Sunday, November 11, 2007
“To triumph fully, evil needs two victories, not one. The first victory happens when an evil deed is perpetrated; the second victory, when evil is returned. After the first victory, evil would die if the second victory did not infuse it with new life…
…After all, I myself had been redeemed by the God who in Christ died for the redemption of the ungodly. And so…I started walking – and stumbling – in the footsteps of the enemy-loving God.”
Miroslav Volf, The End of Memory: Remembering Rightly in a Violent World, p 9
remembrance , reconciliation
Sunday, November 04, 2007
Then, in the evening, we joined with several other college families to go along to the local bonfire, a scout fundraiser. It was a mild night, and we had a great time.

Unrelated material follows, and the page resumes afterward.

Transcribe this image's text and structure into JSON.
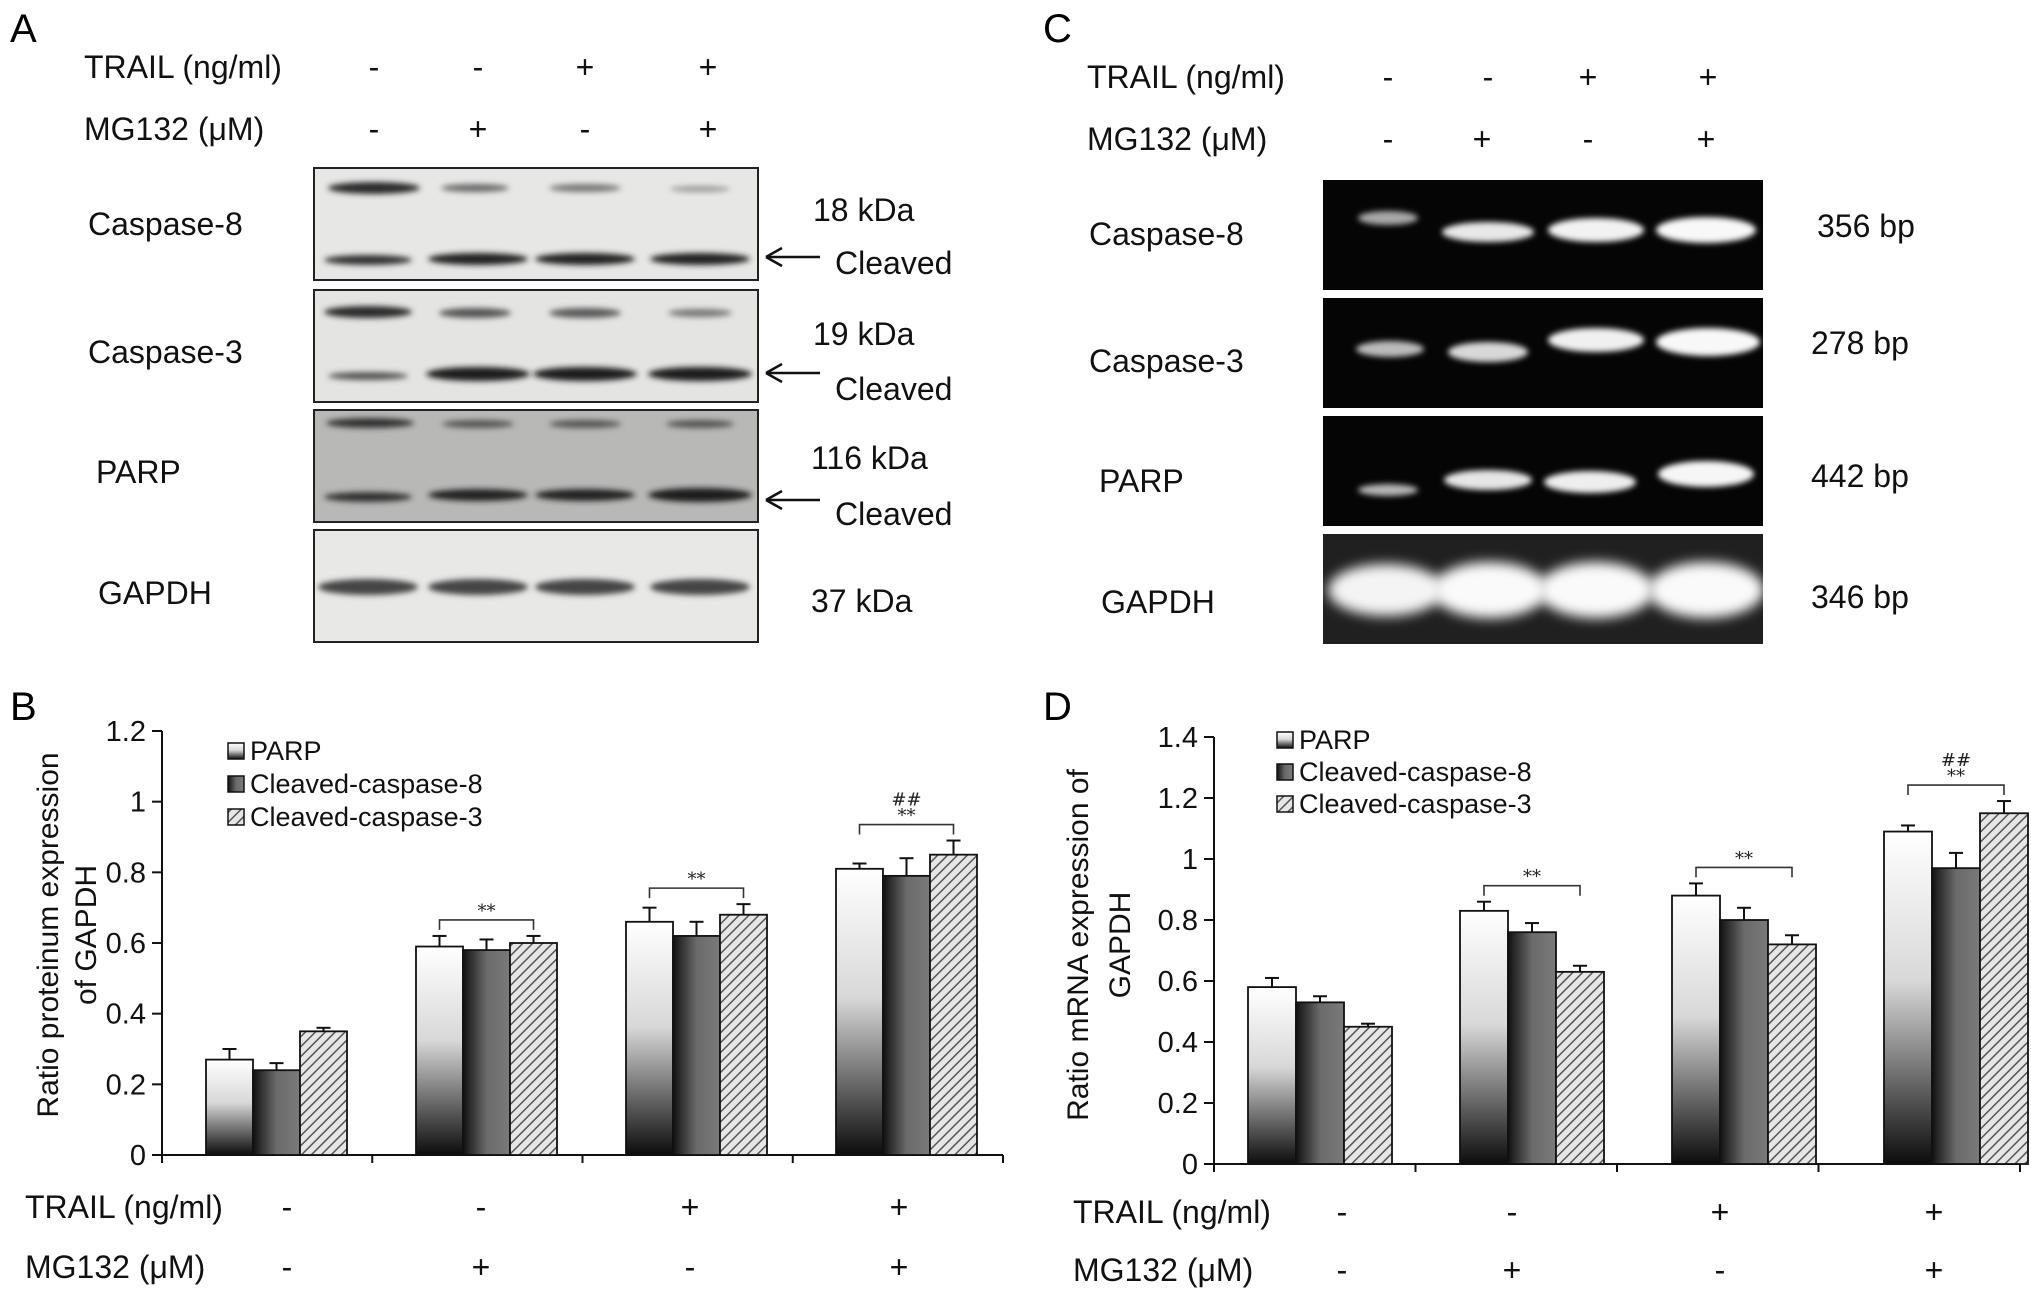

The kids loved the bonfire, but Susannah and Noah weren’t so keen on the fireworks – they were too loud. Walking back to college afterwards, Noah was quite upset. He told me, “God kept trying to tell me something, but I couldn’t hear because the fireworks were making such a noise!”
In my view, Bonfire Night (November 5th, but, increasingly, moved to the closest weekend) is incredibly important. If you want to reflect on why, here’s what I wrote about that last year.
bonfire night , war on terror
We had a great family day yesterday. First, in daylight, we paid a visit to Southwell [say ‘suv-el,’ rhymes with ‘shovel’ – not ‘South-Well’] Minster, the diocesan cathedral. It is an amazing church.
We went because the Minster was hosting a Christmas Market in the nave. It was packed out. And it was great to see so much activity, and commerce, taking place. Historically, the nave belonged to the people, and that space within a church was used as meeting place for all kinds of community activity. That was the way it was, before someone invented the fixed pew; and from that point on, where pews were adopted, it was impossible to use the space for anything other than (a particular form of) worship. The space was reclaimed by the Church from the community – missionally, a disastrous decision.
The pew played a major part in creating the sacred/secular divide.
I’d like to build a pyre of pews, and place an effigy of whoever invented them on top.
Given the rate at which local shops and post offices are being closed down, there is greater scope than there has been in living memory to open up the nave again, for all the people.
Afterwards, we had lunch in one of the surrounding villages. And Elijah came face-to-face with a shire horse, which washed his hair in its mouth!